Schmidt won the Republican primary, defeating former U.S. Congressman Bob McEwen 48%–43%. In the general election, she defeated Democrat Victoria Wells Wulsin by a margin of 2,865 votes (1.3%).

2008

On January 20, 2008, Schmidt received the Hamilton County Republican Party's endorsement for the March 4 Republican primary. In the Republican primary, she defeated State Representative Tom Brinkman Jr. 58%–40%.
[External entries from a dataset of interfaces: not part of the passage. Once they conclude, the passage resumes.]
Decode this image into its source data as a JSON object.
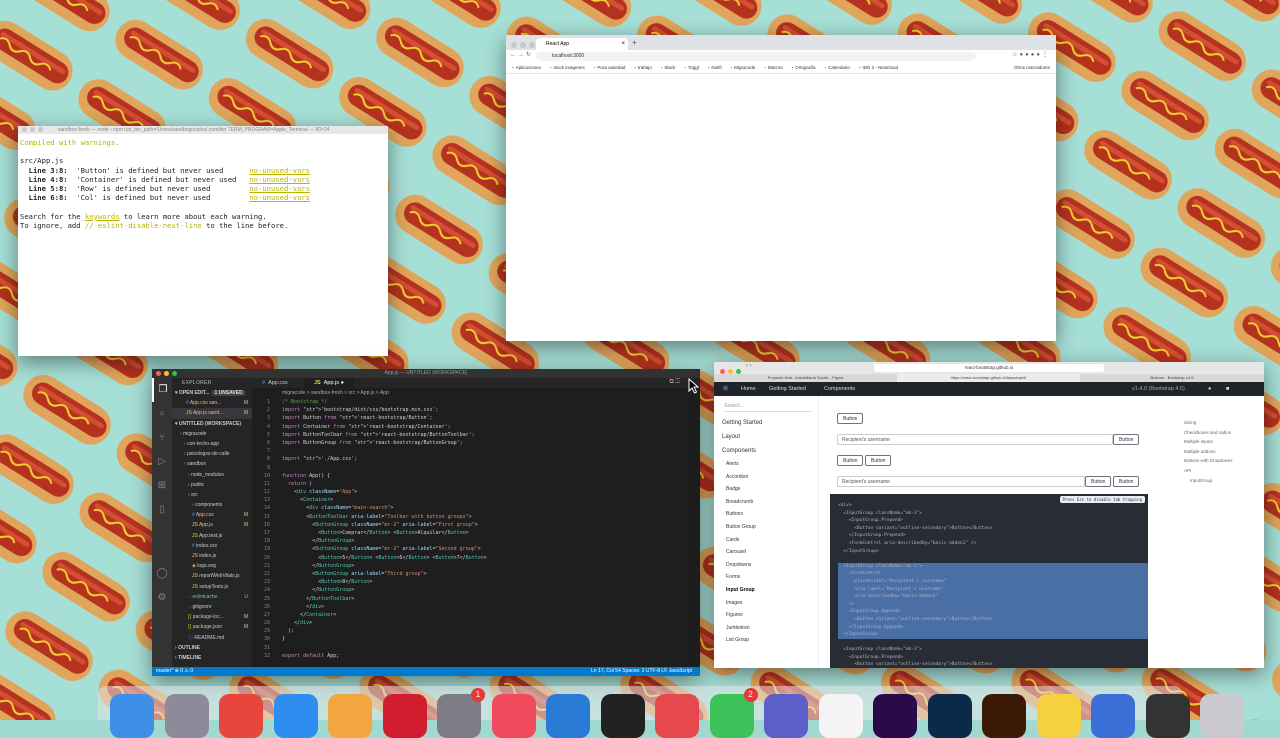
{
  "terminal": {
    "title": "sandbox-fresh — node › npm run_bin_path=/Users/sandbogocatex/.nvm/bin TERM_PROGRAM=Apple_Terminal — 80×24",
    "lines": [
      {
        "t": "Compiled with warnings.",
        "c": "yel"
      },
      {
        "t": "",
        "c": ""
      },
      {
        "t": "src/App.js",
        "c": ""
      },
      {
        "line": "Line 3:8:",
        "msg": "'Button' is defined but never used   ",
        "rule": "no-unused-vars"
      },
      {
        "line": "Line 4:8:",
        "msg": "'Container' is defined but never used",
        "rule": "no-unused-vars"
      },
      {
        "line": "Line 5:8:",
        "msg": "'Row' is defined but never used      ",
        "rule": "no-unused-vars"
      },
      {
        "line": "Line 6:8:",
        "msg": "'Col' is defined but never used      ",
        "rule": "no-unused-vars"
      },
      {
        "t": "",
        "c": ""
      }
    ],
    "search_pre": "Search for the ",
    "search_kw": "keywords",
    "search_post": " to learn more about each warning.",
    "ignore_pre": "To ignore, add ",
    "ignore_kw": "// eslint-disable-next-line",
    "ignore_post": " to the line before."
  },
  "chrome": {
    "tab_title": "React App",
    "url": "localhost:3000",
    "bookmarks": [
      "Aplicaciones",
      "stock imagenes",
      "Pura variedad",
      "trabajo",
      "Slack",
      "Toggl",
      "Notifi",
      "Migracode",
      "Macros",
      "Ortografía",
      "Calendario",
      "IDD 3 - Nextcloud"
    ],
    "other_bookmarks": "Otros marcadores"
  },
  "vscode": {
    "window_title": "App.js — UNTITLED (WORKSPACE)",
    "explorer_label": "EXPLORER",
    "open_editors": "OPEN EDIT...",
    "unsaved": "1 UNSAVED",
    "workspace": "UNTITLED (WORKSPACE)",
    "tree": [
      {
        "name": "App.css  san...",
        "badge": "M",
        "indent": 14,
        "icon": "css"
      },
      {
        "name": "App.js  sand...",
        "badge": "M",
        "indent": 14,
        "icon": "js",
        "sel": true
      },
      {
        "name": "migracode",
        "badge": "",
        "indent": 8,
        "icon": "folder"
      },
      {
        "name": "con-techo-app",
        "badge": "",
        "indent": 12,
        "icon": "folder"
      },
      {
        "name": "psicologxs-de-calle",
        "badge": "",
        "indent": 12,
        "icon": "folder"
      },
      {
        "name": "sandbox",
        "badge": "",
        "indent": 12,
        "icon": "folder"
      },
      {
        "name": "node_modules",
        "badge": "",
        "indent": 16,
        "icon": "folder"
      },
      {
        "name": "public",
        "badge": "",
        "indent": 16,
        "icon": "folder"
      },
      {
        "name": "src",
        "badge": "",
        "indent": 16,
        "icon": "folder"
      },
      {
        "name": "components",
        "badge": "",
        "indent": 20,
        "icon": "folder"
      },
      {
        "name": "App.css",
        "badge": "M",
        "indent": 20,
        "icon": "css"
      },
      {
        "name": "App.js",
        "badge": "M",
        "indent": 20,
        "icon": "js"
      },
      {
        "name": "App.test.js",
        "badge": "",
        "indent": 20,
        "icon": "js"
      },
      {
        "name": "index.css",
        "badge": "",
        "indent": 20,
        "icon": "css"
      },
      {
        "name": "index.js",
        "badge": "",
        "indent": 20,
        "icon": "js"
      },
      {
        "name": "logo.svg",
        "badge": "",
        "indent": 20,
        "icon": "svg"
      },
      {
        "name": "reportWebVitals.js",
        "badge": "",
        "indent": 20,
        "icon": "js"
      },
      {
        "name": "setupTests.js",
        "badge": "",
        "indent": 20,
        "icon": "js"
      },
      {
        "name": ".eslintcache",
        "badge": "U",
        "indent": 16,
        "icon": "file"
      },
      {
        "name": ".gitignore",
        "badge": "",
        "indent": 16,
        "icon": "file"
      },
      {
        "name": "package-loc...",
        "badge": "M",
        "indent": 16,
        "icon": "json"
      },
      {
        "name": "package.json",
        "badge": "M",
        "indent": 16,
        "icon": "json"
      },
      {
        "name": "README.md",
        "badge": "",
        "indent": 16,
        "icon": "md"
      }
    ],
    "outline": "OUTLINE",
    "timeline": "TIMELINE",
    "tabs": [
      "App.css",
      "App.js"
    ],
    "breadcrumb": "migracode > sandbox-fresh > src > App.js > App",
    "code_lines": [
      "/* Bootstrap */",
      "import 'bootstrap/dist/css/bootstrap.min.css';",
      "import Button from 'react-bootstrap/Button';",
      "import Container from 'react-bootstrap/Container';",
      "import ButtonToolbar from 'react-bootstrap/ButtonToolbar';",
      "import ButtonGroup from 'react-bootstrap/ButtonGroup';",
      "",
      "import './App.css';",
      "",
      "function App() {",
      "  return (",
      "    <div className=\"App\">",
      "      <Container>",
      "        <div className=\"main-search\">",
      "        <ButtonToolbar aria-label=\"Toolbar with button groups\">",
      "          <ButtonGroup className=\"mr-2\" aria-label=\"First group\">",
      "            <Button>Comprar</Button> <Button>Alquilar</Button>",
      "          </ButtonGroup>",
      "          <ButtonGroup className=\"mr-2\" aria-label=\"Second group\">",
      "            <Button>5</Button> <Button>6</Button> <Button>7</Button>",
      "          </ButtonGroup>",
      "          <ButtonGroup aria-label=\"Third group\">",
      "            <Button>8</Button>",
      "          </ButtonGroup>",
      "        </ButtonToolbar>",
      "        </div>",
      "      </Container>",
      "    </div>",
      "  );",
      "}",
      "",
      "export default App;"
    ],
    "status_left": "master*   ⊗ 0 ⚠ 0",
    "status_right": "Ln 17, Col 54   Spaces: 2   UTF-8   LF   JavaScript"
  },
  "safari": {
    "url": "react-bootstrap.github.io",
    "tabs": [
      "Proyecto final - Inmobiliaria Social – Figma",
      "https://react-bootstrap.github.io/layout/grid/",
      "Buttons · Bootstrap v4.5"
    ],
    "nav": {
      "home": "Home",
      "getting_started": "Getting Started",
      "components": "Components",
      "version": "v1.4.0 (Bootstrap 4.5)"
    },
    "search_placeholder": "Search...",
    "side_top": [
      "Getting Started",
      "Layout"
    ],
    "side_header": "Components",
    "side_items": [
      "Alerts",
      "Accordion",
      "Badge",
      "Breadcrumb",
      "Buttons",
      "Button Group",
      "Cards",
      "Carousel",
      "Dropdowns",
      "Forms",
      "Input Group",
      "Images",
      "Figures",
      "Jumbotron",
      "List Group"
    ],
    "active_item": "Input Group",
    "button_label": "Button",
    "recipient_placeholder": "Recipient's username",
    "toc": [
      "Sizing",
      "Checkboxes and radios",
      "Multiple inputs",
      "Multiple addons",
      "Buttons with Dropdowns",
      "API",
      "InputGroup"
    ],
    "tip": "Press Esc to disable tab trapping",
    "code_lines": [
      "<div>",
      "  <InputGroup className=\"mb-3\">",
      "    <InputGroup.Prepend>",
      "      <Button variant=\"outline-secondary\">Button</Button>",
      "    </InputGroup.Prepend>",
      "    <FormControl aria-describedby=\"basic-addon1\" />",
      "  </InputGroup>",
      "",
      "  <InputGroup className=\"mb-3\">",
      "    <FormControl",
      "      placeholder=\"Recipient's username\"",
      "      aria-label=\"Recipient's username\"",
      "      aria-describedby=\"basic-addon2\"",
      "    />",
      "    <InputGroup.Append>",
      "      <Button variant=\"outline-secondary\">Button</Button>",
      "    </InputGroup.Append>",
      "  </InputGroup>",
      "",
      "  <InputGroup className=\"mb-3\">",
      "    <InputGroup.Prepend>",
      "      <Button variant=\"outline-secondary\">Button</Button>"
    ]
  },
  "dock": {
    "apps": [
      {
        "name": "finder-icon",
        "color": "#3d8fe8"
      },
      {
        "name": "launchpad-icon",
        "color": "#8b8b9a"
      },
      {
        "name": "chrome-icon",
        "color": "#e8453c"
      },
      {
        "name": "safari-icon",
        "color": "#2d8ef0"
      },
      {
        "name": "photos-icon",
        "color": "#f2a640"
      },
      {
        "name": "opera-icon",
        "color": "#d01e2e"
      },
      {
        "name": "system-preferences-icon",
        "color": "#7d7d86"
      },
      {
        "name": "music-icon",
        "color": "#f04a5c"
      },
      {
        "name": "vscode-icon",
        "color": "#2a7bd6"
      },
      {
        "name": "terminal-icon",
        "color": "#222222"
      },
      {
        "name": "toggl-icon",
        "color": "#e5484d"
      },
      {
        "name": "messages-icon",
        "color": "#3ec25a"
      },
      {
        "name": "teams-icon",
        "color": "#5b5fc7"
      },
      {
        "name": "slack-icon",
        "color": "#f4f4f4"
      },
      {
        "name": "premiere-icon",
        "color": "#2b0a4a"
      },
      {
        "name": "photoshop-icon",
        "color": "#0b2a4a"
      },
      {
        "name": "illustrator-icon",
        "color": "#3b1a08"
      },
      {
        "name": "cyberduck-icon",
        "color": "#f5d142"
      },
      {
        "name": "app-icon",
        "color": "#3b6fd8"
      },
      {
        "name": "calculator-icon",
        "color": "#333333"
      },
      {
        "name": "trash-icon",
        "color": "#c9c9cf"
      }
    ],
    "badges": [
      {
        "app": "system-preferences-icon",
        "value": "1"
      },
      {
        "app": "messages-icon",
        "value": "2"
      }
    ]
  },
  "colors": {
    "vscode_status": "#007acc",
    "rb_nav": "#20232a",
    "code_highlight": "#4a6fa5"
  }
}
The Schmidt campaign sent out a fundraising letter accusing her Democratic opponent, Victoria Wells Wulsin, of harboring a "contempt for the culture of life" that led her to "participate in grotesque medical experiments" involving injections of "malaria virus" into AIDS patients in Africa and China without their consent. The "grotesque medical experiments" charge appears to be a reference to 2004 work that Wulsin did with the Heimlich Institute in Ohio. She examined data that was supplied to her as part of a literature review, taken from ongoing studies, of experimental AIDS therapies that Wulsin concluded had potential. "She never participated in any of the studies," said Wulsin communications director Kevin Franck. "She was never in a position to stop any of them while they were in progress ... Jean Schmidt knew that those complaints and those allegations had no merit when she mailed the letter." There is also no such thing as a malaria virus, as malaria is caused by protozoans.
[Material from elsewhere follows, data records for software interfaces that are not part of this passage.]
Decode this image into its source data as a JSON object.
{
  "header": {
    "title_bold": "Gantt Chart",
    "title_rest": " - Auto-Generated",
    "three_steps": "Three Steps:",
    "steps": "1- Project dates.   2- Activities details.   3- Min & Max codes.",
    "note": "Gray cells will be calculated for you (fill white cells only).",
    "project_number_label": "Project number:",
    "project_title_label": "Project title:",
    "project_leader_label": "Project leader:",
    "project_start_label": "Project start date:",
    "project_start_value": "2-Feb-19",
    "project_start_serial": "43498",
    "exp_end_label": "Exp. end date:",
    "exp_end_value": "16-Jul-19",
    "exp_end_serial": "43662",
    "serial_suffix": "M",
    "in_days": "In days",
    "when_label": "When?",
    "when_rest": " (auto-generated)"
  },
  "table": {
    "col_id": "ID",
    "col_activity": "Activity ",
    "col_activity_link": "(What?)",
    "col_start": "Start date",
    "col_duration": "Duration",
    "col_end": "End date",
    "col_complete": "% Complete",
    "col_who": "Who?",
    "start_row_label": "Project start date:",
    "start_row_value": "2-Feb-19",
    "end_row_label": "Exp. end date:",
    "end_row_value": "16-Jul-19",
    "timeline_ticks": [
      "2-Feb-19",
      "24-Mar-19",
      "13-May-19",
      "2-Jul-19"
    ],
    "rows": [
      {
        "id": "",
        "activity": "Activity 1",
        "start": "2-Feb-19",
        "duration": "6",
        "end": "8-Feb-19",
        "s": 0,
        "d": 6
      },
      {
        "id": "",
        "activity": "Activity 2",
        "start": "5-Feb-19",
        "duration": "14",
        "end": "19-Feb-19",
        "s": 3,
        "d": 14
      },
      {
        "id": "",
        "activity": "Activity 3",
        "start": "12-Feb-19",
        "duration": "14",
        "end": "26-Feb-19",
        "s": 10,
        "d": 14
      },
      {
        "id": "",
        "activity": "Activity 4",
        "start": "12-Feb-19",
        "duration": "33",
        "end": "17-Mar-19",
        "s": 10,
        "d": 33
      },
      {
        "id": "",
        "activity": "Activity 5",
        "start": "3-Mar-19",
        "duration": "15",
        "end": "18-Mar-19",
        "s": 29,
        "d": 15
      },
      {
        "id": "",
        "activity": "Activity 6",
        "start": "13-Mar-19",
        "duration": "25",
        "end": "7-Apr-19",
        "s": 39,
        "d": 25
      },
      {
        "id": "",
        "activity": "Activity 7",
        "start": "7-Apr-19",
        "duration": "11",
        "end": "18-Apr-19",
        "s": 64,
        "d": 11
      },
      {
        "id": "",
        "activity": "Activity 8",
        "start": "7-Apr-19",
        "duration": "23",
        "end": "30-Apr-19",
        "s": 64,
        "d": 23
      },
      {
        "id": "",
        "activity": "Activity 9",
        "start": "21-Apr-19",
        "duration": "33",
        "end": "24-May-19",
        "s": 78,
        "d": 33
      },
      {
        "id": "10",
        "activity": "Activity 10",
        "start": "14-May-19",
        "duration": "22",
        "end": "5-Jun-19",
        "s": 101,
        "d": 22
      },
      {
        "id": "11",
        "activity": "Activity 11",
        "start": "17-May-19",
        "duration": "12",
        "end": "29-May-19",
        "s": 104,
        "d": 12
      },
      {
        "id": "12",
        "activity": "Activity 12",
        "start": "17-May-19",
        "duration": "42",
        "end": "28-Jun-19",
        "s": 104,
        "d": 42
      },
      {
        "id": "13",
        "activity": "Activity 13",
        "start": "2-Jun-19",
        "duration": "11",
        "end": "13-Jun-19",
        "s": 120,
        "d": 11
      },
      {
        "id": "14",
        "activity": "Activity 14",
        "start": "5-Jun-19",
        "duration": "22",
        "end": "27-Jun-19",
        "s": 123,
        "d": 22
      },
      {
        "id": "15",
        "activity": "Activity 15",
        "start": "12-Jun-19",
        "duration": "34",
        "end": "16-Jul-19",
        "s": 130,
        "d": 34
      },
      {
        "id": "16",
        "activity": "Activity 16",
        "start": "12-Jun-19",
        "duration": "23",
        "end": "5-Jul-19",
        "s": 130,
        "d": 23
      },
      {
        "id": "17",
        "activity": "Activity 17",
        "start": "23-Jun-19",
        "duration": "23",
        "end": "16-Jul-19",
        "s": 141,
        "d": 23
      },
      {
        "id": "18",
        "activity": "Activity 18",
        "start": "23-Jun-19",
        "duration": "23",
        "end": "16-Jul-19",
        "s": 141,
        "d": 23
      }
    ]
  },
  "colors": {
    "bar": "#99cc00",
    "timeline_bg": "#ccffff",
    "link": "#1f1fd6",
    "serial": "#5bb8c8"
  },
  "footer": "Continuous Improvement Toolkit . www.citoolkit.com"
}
In October, Schmidt was struck by a hit and run driver while jogging, and was diagnosed with two broken ribs and two fractured vertebrae. The injuries were not diagnosed immediately after the accident. However, the week following the accident she was embarking on a weekend fact-finding visit to Afghanistan when severe pain caused her to pass out while landing at a U.S. Air Force Base in Germany. As a sign of respect, her Democratic opponent, Victoria Wulsin, suspended her campaign while Schmidt rested at home.
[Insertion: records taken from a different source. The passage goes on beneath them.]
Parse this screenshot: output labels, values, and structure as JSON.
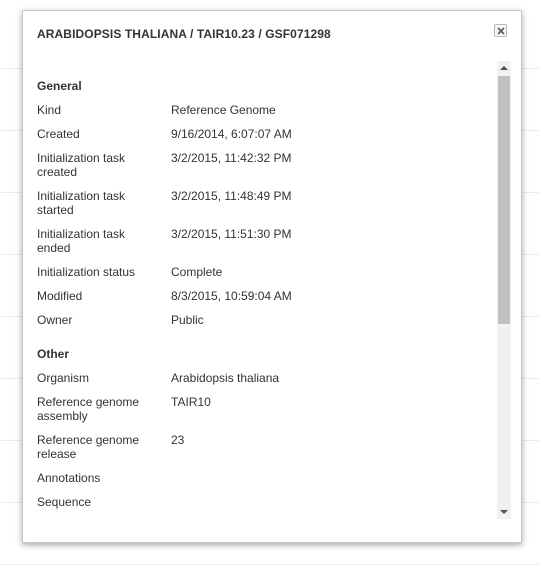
{
  "dialog": {
    "title": "ARABIDOPSIS THALIANA / TAIR10.23 / GSF071298",
    "close_icon": "close-icon"
  },
  "sections": {
    "general": {
      "heading": "General",
      "rows": [
        {
          "label": "Kind",
          "value": "Reference Genome"
        },
        {
          "label": "Created",
          "value": "9/16/2014, 6:07:07 AM"
        },
        {
          "label": "Initialization task created",
          "value": "3/2/2015, 11:42:32 PM"
        },
        {
          "label": "Initialization task started",
          "value": "3/2/2015, 11:48:49 PM"
        },
        {
          "label": "Initialization task ended",
          "value": "3/2/2015, 11:51:30 PM"
        },
        {
          "label": "Initialization status",
          "value": "Complete"
        },
        {
          "label": "Modified",
          "value": "8/3/2015, 10:59:04 AM"
        },
        {
          "label": "Owner",
          "value": "Public"
        }
      ]
    },
    "other": {
      "heading": "Other",
      "rows": [
        {
          "label": "Organism",
          "value": "Arabidopsis thaliana"
        },
        {
          "label": "Reference genome assembly",
          "value": "TAIR10"
        },
        {
          "label": "Reference genome release",
          "value": "23"
        },
        {
          "label": "Annotations",
          "value": ""
        },
        {
          "label": "Sequence",
          "value": ""
        }
      ]
    }
  },
  "colors": {
    "text": "#333333",
    "border": "#c8c8c8",
    "scroll_thumb": "#c1c1c1",
    "scroll_track": "#f1f1f1"
  }
}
On Election Day, Schmidt defeated Wulsin and independent David Krikorian, 45%–37%–18%.

2010

In the Republican primary, she defeated County Commissioner Mike Kilburn, Debbi Alsfelder, and Tim Martz 62%–22%–9%–7%. In the general election, she won re-election to a third term by defeating Surya Yalamanchili 58%–35%.

2012

In the March Republican primary, Schmidt was unexpectedly defeated by Iraq war veteran Brad Wenstrup 49%–43%. She carried six counties (all located in eastern part of the CD), while Wenstrup only won two counties (both located in the western part of CD): Hamilton County (59%) and Clermont County (50%).

Tenure

Swearing In

Schmidt was sworn in on the evening of September 6, 2005. (Ordinarily, representatives chosen in special elections take office immediately, but the House was in its August recess at the time of the election.) In her maiden speech, Schmidt said:

Environment

Schmidt has called for increasing use of ethanol and drilling in Alaska's Arctic National Wildlife Refuge. Schmidt told The Cincinnati Post "What's really important is to adopt an environmental policy that advances the American economy and national security. I supported the energy bill recently passed by the U.S. House that will expand the use of alternative energy sources and additives like ethanol."

Iraq War

Schmidt appeared in public with a button in her lapel containing a photograph of Keith Matthew Maupin, who was at the time the only prisoner of war of the Iraq campaign who had not been freed and who was a native of Clermont County.

Personal life

Schmidt and her husband, Peter W. Schmidt have one child, a daughter, Emilie (born in 1978). A Roman Catholic, she has been a member of Elizabeth Ann Seton Church since 1978. She is a marathon runner.

Schmidt was elected chairman of the Greater Cincinnati Right to Life organization in 2005. Schmidt was a trustee of the Clermont County Library from 1980 to 1992 and 1994 to 2000. She was reappointed to the board in 2005. She is also a director of the Mercy Hospital Clermont Foundation Board.